Metadata (metadata) contains the point at which the current transaction can replay data, stored in zookeeper, spout can serialize and deserialize the metadata from zookeeper by Kryo.

**************

    • After the emiter receives this tuble, it will send the batch tuple.
    • Storm through the anchoring/acking mechanism to detect whether the transaction has completed the processing phase;
    • After the processing phase is complete and the previous transactions has been submitted, coordinator launches a tuble to "commit" stream and enters the commit phase.
    • Commiting bolts through the all grouping way to subscribe to the "commit" stream, after the transaction commits, Coordinator also through the anchoring/acking mechanism to confirm that the commit phase has been completed, after receiving an ACK, Mark the transaction as complete on the zookeeper.

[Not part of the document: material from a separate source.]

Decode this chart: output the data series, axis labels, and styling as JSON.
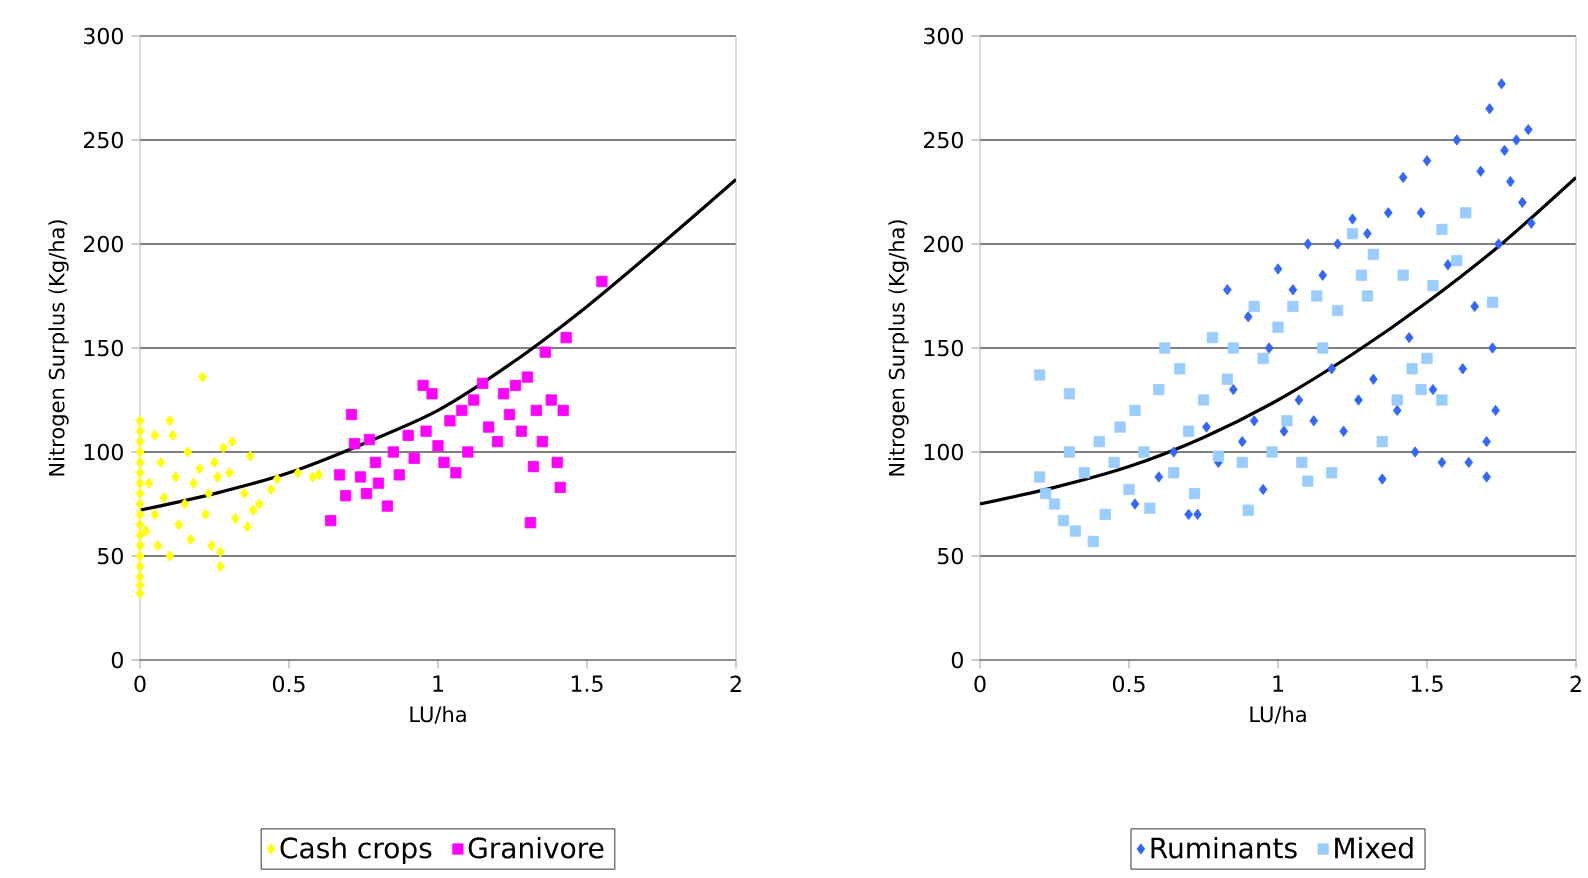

3) Transactional bolt inheritance Basetransactionalbolt, which handles batch tuples, calls the Execute method for each tuple call, while the entire batch processing (processing) Call the Finishbatch method when finished. If Batchbolt is marked as Committer, the Finishbolt method can only be called in the commit phase. The commit phase of a batch is guaranteed by storm to be executed only after the previous batch has been successfully submitted. And it will retry until all the bolts inside the topology commit. So how to know the processing of batch is complete, that is, Bolt received processing all the tuple in batch, inside the bolt, there is a coordinatedbolt model.

Coordinatebolt specific principles are as follows:

Coordinatebolt specific principles are as follows:

    • A coordinatebolt is encapsulated outside the bolt that actually performs the calculation. The bolt that really performs the task is called Real Bolt.
    • Each Coordinatebolt records two values: What tasks sent me a tuple (according to topology's grouping information); Which tuple I want to send messages to (also based on groping information)
    • After the Real bolt emits a tuple, its outer coordinatebolt records which task the tuple sends to.
    • After all the tuples have been sent, Coordinatebolt tells all of the task that it sent a tuple through another special stream, which sends the number of tuples to the task Emitdirect. The downstream task compares this number to the number of tuples that it has received, and if it is equal, it means that all the tuples have been processed.
    • Downstream Coordinatebolt will repeat the above steps to inform the downstream.

One of the applications of transactional topologies in Storm is Trident, which is to do a higher level of abstraction on the basis of storm primitives and transactional semantics, consistent and exactly once.

Analysis of Storm's mechanism in batch processing and transaction

Contact Us

The content source of this page is from Internet, which doesn't represent Alibaba Cloud's opinion; products and services mentioned on that page don't have any relationship with Alibaba Cloud. If the content of the page makes you feel confusing, please write us an email, we will handle the problem within 5 days after receiving your email.

If you find any instances of plagiarism from the community, please send an email to: info-contact@alibabacloud.com and provide relevant evidence. A staff member will contact you within 5 working days.

A Free Trial That Lets You Build Big!

Start building with 50+ products and up to 12 months usage for Elastic Compute Service

  • Sales Support

    1 on 1 presale consultation

  • After-Sales Support

    24/7 Technical Support 6 Free Tickets per Quarter Faster Response

  • Alibaba Cloud offers highly flexible support services tailored to meet your exact needs.